Posted on 08/27/2002 3:10:27 PM PDT by snopercod
Edited on 04/12/2004 5:42:08 PM PDT by Jim Robinson. [history]
It's impossible to pinpoint a single cause for the power crisis that swept California last year. But if state policy-makers could go back in time, the first thing they probably would do is loosen the restrictions that stopped the utilities from signing long-term contracts for electricity.
(Excerpt) Read more at sacbee.com ...
Can it be??? The RATS are finally getting it? My gut tells me to read the fine print of AB57.
I've met him during the NRA Annual Convention in Reno, Nevada. Smart guy. I would say, a traditional Democrat, unlike the liberal socialist democRATS currently holding the party hostage.
You are dead wrong Mr.

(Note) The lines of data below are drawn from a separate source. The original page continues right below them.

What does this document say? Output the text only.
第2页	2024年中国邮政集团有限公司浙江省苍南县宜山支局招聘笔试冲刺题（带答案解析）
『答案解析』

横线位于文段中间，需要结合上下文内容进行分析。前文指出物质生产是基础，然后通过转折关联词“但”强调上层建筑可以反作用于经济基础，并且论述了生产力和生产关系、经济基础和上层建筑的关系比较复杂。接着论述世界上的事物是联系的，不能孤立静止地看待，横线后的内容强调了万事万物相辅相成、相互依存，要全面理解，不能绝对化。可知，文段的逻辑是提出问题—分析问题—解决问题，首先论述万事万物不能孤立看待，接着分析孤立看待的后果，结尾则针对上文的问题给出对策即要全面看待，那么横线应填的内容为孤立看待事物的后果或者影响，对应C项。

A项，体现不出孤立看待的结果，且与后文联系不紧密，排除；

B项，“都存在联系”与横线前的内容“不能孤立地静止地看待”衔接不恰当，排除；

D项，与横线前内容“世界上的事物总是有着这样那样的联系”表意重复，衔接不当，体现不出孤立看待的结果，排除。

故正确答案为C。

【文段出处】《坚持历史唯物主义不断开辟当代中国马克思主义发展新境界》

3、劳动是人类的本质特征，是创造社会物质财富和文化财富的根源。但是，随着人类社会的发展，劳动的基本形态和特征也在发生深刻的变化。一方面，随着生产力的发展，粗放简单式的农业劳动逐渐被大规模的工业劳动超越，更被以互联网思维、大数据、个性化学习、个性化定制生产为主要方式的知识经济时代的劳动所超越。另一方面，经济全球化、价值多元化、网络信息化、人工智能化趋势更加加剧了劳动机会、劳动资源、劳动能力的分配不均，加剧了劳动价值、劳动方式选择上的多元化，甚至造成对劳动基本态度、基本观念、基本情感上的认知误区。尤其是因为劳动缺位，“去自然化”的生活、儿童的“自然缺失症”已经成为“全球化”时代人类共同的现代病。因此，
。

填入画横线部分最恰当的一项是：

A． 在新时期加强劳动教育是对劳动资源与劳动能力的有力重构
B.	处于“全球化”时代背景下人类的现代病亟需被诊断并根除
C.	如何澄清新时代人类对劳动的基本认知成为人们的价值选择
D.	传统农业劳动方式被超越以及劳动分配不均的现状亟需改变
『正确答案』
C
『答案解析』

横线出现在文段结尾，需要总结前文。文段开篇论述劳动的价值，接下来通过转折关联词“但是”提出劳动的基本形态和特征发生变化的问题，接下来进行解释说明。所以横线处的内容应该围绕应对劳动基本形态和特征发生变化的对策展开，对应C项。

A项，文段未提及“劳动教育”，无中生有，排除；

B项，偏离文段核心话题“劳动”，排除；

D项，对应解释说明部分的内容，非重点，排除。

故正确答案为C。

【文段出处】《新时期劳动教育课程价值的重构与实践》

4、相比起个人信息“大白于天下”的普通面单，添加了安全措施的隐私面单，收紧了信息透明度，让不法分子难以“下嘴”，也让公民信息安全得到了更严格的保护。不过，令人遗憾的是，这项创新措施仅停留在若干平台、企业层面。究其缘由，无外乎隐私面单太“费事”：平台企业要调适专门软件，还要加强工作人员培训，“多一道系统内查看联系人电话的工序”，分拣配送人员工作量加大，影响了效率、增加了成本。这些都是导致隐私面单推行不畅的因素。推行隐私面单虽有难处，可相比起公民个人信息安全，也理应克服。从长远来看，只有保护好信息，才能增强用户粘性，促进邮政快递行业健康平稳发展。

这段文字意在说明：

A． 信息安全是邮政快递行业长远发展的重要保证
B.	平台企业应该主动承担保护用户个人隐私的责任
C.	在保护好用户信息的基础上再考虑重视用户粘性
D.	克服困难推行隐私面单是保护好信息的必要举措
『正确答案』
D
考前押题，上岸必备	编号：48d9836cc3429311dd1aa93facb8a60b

Weintraub.
The single cause for the crisis was an action not taken by Gray Davis in the winter of 2000. Had Davis simply said NO to the suppliers (at their first attempt to coerse the state) and turned out the lights that December this nonsense wouldn't have lasted two weeks.
Without some serious changes in California laws, it was just a matter of time until all power distributors in California went bankrupt and producers withdrew their product entirely from sale in that state.
Kind of like with the insurance industry.
The only people who had "NO" said to them were companies that wanted to invest in nuke plants in CA and the stupid greens didn't let them.
That is the only way that problem would have been avoided, more in-state supply.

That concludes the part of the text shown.